The partial derivative of t(x,y) with respect to x is found by differentiating the expression as in 1-variable calculus; just remember that y is to be considered a constant. For example:
$$t(x,y)=xy\rightarrow\frac{\partial{t}}{\partial{x}}=y$$

3. May 26, 2004

### galipop

Yeah I understand the concept. It's just that I've forgotten how to find the derivative of a quotient.
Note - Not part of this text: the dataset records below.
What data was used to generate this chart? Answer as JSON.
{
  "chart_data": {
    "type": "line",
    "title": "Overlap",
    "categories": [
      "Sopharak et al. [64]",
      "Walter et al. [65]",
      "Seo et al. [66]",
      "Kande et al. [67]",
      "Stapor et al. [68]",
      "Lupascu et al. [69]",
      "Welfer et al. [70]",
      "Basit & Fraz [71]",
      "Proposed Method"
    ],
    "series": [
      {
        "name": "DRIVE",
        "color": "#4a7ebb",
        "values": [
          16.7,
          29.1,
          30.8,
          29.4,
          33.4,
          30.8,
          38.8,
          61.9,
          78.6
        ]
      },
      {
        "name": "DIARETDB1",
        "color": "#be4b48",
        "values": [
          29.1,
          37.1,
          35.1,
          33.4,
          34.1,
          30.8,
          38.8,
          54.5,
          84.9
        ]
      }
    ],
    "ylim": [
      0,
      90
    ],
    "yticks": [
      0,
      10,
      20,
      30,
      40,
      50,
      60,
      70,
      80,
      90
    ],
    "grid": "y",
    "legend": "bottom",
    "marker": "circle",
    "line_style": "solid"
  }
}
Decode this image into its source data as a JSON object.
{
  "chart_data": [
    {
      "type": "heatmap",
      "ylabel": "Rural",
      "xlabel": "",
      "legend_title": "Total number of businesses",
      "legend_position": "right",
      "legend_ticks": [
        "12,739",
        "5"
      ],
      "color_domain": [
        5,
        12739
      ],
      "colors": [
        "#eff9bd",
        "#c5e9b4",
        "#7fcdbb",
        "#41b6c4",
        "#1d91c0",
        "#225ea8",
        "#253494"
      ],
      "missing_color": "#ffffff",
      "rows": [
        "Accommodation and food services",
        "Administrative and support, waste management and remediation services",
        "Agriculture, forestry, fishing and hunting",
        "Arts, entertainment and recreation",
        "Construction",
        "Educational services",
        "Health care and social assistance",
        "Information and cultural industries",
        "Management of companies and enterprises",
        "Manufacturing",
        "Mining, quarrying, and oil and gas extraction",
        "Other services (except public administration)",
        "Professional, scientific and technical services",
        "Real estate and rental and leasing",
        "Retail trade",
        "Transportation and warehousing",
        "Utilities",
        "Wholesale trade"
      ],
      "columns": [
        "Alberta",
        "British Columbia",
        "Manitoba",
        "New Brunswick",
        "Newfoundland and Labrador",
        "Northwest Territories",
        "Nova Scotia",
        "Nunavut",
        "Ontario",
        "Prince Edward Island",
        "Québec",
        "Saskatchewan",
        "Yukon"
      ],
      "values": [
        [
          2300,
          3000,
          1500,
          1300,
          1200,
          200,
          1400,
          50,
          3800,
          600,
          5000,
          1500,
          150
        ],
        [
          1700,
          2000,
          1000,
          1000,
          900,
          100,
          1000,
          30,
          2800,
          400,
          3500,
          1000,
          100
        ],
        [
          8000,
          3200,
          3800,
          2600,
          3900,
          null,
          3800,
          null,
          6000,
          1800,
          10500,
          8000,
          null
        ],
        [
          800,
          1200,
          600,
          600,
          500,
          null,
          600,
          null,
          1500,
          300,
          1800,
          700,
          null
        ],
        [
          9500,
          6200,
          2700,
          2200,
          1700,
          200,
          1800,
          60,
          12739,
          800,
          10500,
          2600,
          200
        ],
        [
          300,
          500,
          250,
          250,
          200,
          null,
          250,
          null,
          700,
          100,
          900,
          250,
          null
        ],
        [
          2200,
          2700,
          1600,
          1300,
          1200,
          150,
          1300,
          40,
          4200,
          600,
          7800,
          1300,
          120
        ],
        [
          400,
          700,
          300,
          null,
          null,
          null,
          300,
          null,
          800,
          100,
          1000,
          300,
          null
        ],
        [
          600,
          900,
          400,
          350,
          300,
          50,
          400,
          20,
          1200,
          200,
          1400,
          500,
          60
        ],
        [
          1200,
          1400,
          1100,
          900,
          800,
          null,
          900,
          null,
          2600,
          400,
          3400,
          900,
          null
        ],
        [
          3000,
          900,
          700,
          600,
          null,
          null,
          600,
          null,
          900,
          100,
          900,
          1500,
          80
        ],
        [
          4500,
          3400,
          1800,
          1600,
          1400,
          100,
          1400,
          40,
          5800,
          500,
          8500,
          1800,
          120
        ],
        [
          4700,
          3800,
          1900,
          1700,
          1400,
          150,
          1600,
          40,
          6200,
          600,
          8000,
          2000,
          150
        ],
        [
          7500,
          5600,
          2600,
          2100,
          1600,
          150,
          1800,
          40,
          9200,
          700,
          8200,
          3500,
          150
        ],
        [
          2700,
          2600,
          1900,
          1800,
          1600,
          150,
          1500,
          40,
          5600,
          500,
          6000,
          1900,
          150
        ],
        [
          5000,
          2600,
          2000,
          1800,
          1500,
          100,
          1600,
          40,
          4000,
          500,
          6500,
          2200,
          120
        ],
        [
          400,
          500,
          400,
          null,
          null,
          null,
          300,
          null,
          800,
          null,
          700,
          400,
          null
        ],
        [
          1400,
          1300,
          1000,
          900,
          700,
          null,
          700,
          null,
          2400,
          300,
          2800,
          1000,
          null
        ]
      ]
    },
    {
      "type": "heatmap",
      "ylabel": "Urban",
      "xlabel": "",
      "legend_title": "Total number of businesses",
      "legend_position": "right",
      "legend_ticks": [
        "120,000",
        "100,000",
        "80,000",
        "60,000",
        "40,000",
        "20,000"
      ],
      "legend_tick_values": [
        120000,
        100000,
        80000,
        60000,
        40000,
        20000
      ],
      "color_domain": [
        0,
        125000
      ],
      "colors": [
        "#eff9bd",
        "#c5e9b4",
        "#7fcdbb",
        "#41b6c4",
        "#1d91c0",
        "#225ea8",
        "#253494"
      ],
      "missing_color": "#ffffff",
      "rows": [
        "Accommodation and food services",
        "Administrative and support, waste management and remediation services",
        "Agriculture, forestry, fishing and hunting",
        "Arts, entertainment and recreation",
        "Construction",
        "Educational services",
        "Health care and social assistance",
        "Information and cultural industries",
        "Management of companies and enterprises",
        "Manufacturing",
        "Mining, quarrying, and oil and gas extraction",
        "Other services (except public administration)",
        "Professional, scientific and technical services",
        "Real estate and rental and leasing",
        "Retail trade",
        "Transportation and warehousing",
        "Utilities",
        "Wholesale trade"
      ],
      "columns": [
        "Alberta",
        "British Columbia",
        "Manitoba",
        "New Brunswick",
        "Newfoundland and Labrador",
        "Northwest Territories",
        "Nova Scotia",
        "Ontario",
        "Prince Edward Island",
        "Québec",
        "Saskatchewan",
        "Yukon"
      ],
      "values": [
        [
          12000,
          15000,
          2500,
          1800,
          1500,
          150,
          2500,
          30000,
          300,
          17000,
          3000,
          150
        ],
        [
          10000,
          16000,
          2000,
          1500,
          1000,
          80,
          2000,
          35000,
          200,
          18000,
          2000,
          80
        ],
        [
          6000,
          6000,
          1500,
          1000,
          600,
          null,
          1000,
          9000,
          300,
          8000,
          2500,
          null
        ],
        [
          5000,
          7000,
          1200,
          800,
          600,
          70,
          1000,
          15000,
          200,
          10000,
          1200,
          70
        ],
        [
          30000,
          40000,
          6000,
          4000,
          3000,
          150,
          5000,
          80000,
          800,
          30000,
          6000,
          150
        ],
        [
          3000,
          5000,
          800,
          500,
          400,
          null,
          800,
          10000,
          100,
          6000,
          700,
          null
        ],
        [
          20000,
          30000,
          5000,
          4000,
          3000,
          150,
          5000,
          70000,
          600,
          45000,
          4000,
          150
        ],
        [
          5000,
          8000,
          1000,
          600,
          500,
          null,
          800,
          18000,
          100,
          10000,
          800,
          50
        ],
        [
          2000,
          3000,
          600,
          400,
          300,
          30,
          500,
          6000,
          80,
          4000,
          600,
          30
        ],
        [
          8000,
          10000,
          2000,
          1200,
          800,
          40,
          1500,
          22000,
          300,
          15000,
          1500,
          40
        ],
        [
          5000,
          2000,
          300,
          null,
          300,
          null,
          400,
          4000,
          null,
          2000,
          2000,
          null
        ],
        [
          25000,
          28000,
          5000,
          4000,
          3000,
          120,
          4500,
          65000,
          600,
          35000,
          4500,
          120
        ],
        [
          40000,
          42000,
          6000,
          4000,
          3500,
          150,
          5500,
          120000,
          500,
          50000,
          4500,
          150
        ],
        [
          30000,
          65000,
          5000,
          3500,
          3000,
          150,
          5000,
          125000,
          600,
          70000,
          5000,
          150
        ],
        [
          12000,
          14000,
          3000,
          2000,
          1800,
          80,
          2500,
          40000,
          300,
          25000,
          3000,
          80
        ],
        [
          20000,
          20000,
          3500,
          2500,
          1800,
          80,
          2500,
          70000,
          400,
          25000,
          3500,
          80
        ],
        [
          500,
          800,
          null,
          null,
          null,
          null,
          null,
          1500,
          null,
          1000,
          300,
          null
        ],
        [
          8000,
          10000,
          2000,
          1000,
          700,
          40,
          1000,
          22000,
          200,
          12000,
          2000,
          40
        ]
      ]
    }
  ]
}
The textbook that I have doesn't explain it clearly.

4. May 26, 2004

### arildno

The simplest way is to solve for the derivative of t w.r. to x by differentiating the equivalent equation with respect to x:
$$\sqrt{x^{2}+y^{2}}t(x,y)=x$$

Another easy way is (I'll give it for one variable):
$$t(x)=\frac{f(x)}{g(x)}$$
Use the product rule and the chain rule:
$$\frac{dt}{dx}=\frac{f'(x)}{g(x)}-\frac{f(x)}{g^{2}(x)}*g'(x)$$

Last edited: May 26, 2004
5. May 26, 2004

### TALewis

I remember the quotient rule as "Lo d Hi minus Hi d Lo over Lo squared," or:

$$\frac{d}{dx}\,\frac{f(x)}{g(x)}=\frac{gf' - fg'}{g^2}$$

Last edited: May 26, 2004
6. May 26, 2004

### NateTG

Personally I generally use:
$$\frac{a}{b}=a (b)^{-1}$$
so in your case
$$\frac{x}{\sqrt{x^2+y^2}}=x (x^2+y^2)^{-\frac{1}{2}}$$

7. May 26, 2004

### e(ho0n3

When I forget how do calculate a particular derivate I always derive it by using the definition of the derivate, i.e.
$$\frac{d}{dx}f(x) = \lim_{h \to \infty} \frac{f(x+h)-f(x)}{h}$$​
e(ho0n3

8. May 26, 2004

### galipop

How do you proceed using this form?

9. May 26, 2004

Product rule and power rule.

f'*g + g'*f, where f = x and g = (x^2 + y^2)^(-1/2), so f' = 1 and g' = -x(x^2 + y^2)^(-3/2)

And e(ho0n3, don't you mean limit as h goes to 0?